Le texte actuel reste, cependant, loin d’une simple recommandation. Pour atteindre le quota de 40% de femmes à l’horizon 2020 (2018 pour les entreprises publiques), la directive oblige les sociétés cotées en Bourse à adopter une procédure de sélection des candidats basée sur des «critères préétablis, clairs, univoques et formulés en termes neutres». A compétences égales, les femmes devront être choisies. En revanche, si les postulants masculins sont plus compétents, les entreprises ne seront pas tenues de respecter le plancher de 40%.
Afin de rendre possible un contrôle, les sociétés devront communiquer aux candidates éconduites les éléments précis et détaillés qui «ont fait pencher la balance en faveur d’un candidat de l’autre sexe». S’il s’avère qu’il y a eu discrimination, les firmes s’exposeront, au choix des Etats, soit à des amendes administratives qui devront être «efficaces, proportionnées et dissuasives», soit à l’annulation judiciaire de la nomination contestée.
La France ne sera pas concernée par la directive. Elle a en effet adopté en janvier 2011 une loi imposant 40% de femmes dans les sociétés cotées d’ici à 2017. En l’espace d’un an, ce texte a fait bondir de 11,4% à 24% la part des administratrices dans les entreprises tricolores. « La France est le moteur du changement » a reconnu la Commission européenne.En revanche, de nombreux pays européens, dont l’Italie (6% de femmes), vont devoir sérieusement réviser leurs pratiques.
La Commission elle-même devrait songer à donner l’exemple : si un tiers des commissaires sont de sexe féminins femmes, on n’en compte que deux parmi les chefs de cabinet et sept parmi les chefs de cabinet adjoints.

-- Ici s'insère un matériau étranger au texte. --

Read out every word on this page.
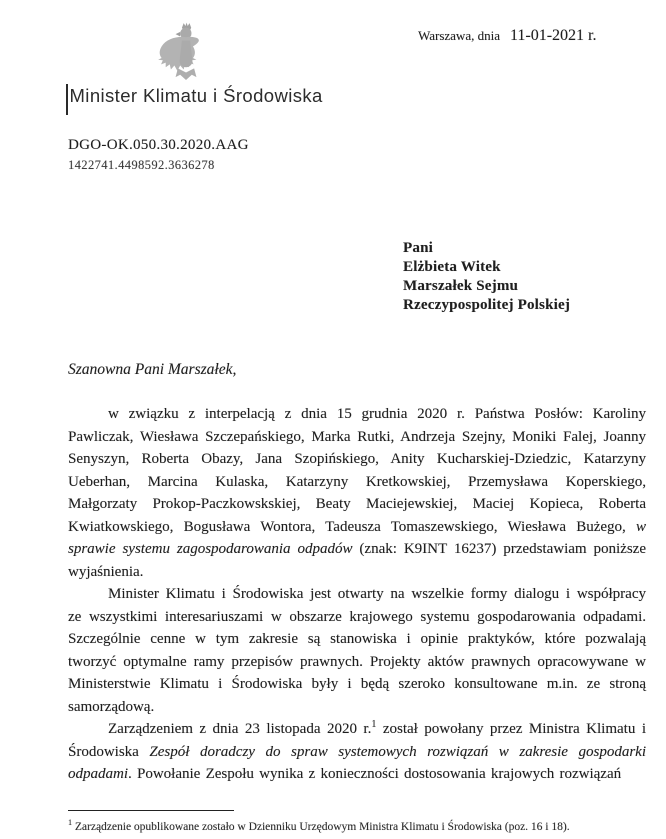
Warszawa, dnia 11-01-2021 r.
Minister Klimatu i Środowiska
DGO-OK.050.30.2020.AAG
1422741.4498592.3636278
Pani
Elżbieta Witek
Marszałek Sejmu
Rzeczypospolitej Polskiej
Szanowna Pani Marszałek,

w związku z interpelacją z dnia 15 grudnia 2020 r. Państwa Posłów: Karoliny Pawliczak, Wiesława Szczepańskiego, Marka Rutki, Andrzeja Szejny, Moniki Falej, Joanny Senyszyn, Roberta Obazy, Jana Szopińskiego, Anity Kucharskiej-Dziedzic, Katarzyny Ueberhan, Marcina Kulaska, Katarzyny Kretkowskiej, Przemysława Koperskiego, Małgorzaty Prokop-Paczkowskskiej, Beaty Maciejewskiej, Maciej Kopieca, Roberta Kwiatkowskiego, Bogusława Wontora, Tadeusza Tomaszewskiego, Wiesława Bużego, w sprawie systemu zagospodarowania odpadów (znak: K9INT 16237) przedstawiam poniższe wyjaśnienia.

Minister Klimatu i Środowiska jest otwarty na wszelkie formy dialogu i współpracy ze wszystkimi interesariuszami w obszarze krajowego systemu gospodarowania odpadami. Szczególnie cenne w tym zakresie są stanowiska i opinie praktyków, które pozwalają tworzyć optymalne ramy przepisów prawnych. Projekty aktów prawnych opracowywane w Ministerstwie Klimatu i Środowiska były i będą szeroko konsultowane m.in. ze stroną samorządową.

Zarządzeniem z dnia 23 listopada 2020 r.$^1$ został powołany przez Ministra Klimatu i Środowiska Zespół doradczy do spraw systemowych rozwiązań w zakresie gospodarki odpadami. Powołanie Zespołu wynika z konieczności dostosowania krajowych rozwiązań

$^1$ Zarządzenie opublikowane zostało w Dzienniku Urzędowym Ministra Klimatu i Środowiska (poz. 16 i 18).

Un déséquilibre que l’on retrouve parmi les hauts fonctionnaires européens. Après tout, l’Hexagone n’a-t-il pas adopté une loi en mars qui impose un quota de 40% de femmes parmi les hauts fonctionnaires d’ici à 2018 ? Ont fait remarquer certains journalistes, cependant à y regarder de plus près le bilan n’est pas si mauvais et témoigne d’une situation qui n’est pas encore totalement satisfaisante , mais de progrès réels et incontestable33% de femmes commissaires contre 5,6% en 1995, proportion supérieure à celle observée dans les gouvernements nationaux( un ministre de haut rang sur quatre est une femme). En décembre 2010 ?la Commission a adopté la stratégie d’égalité des chances en faveur des femmes et des hommes au sein de la Commission ((2010-2014), qui fixe des objectifs d’équilibre dans l’encadrement supérieur ainsi qu’à d’autres postes (encadrement intermédiaire et personnel hors encadrement). Au 1er octobre 2012, la Commission comptait déjà 27,2% de femmes dans l’encadrement supérieur, dépassant ainsi son objectif de 215% pour 2014.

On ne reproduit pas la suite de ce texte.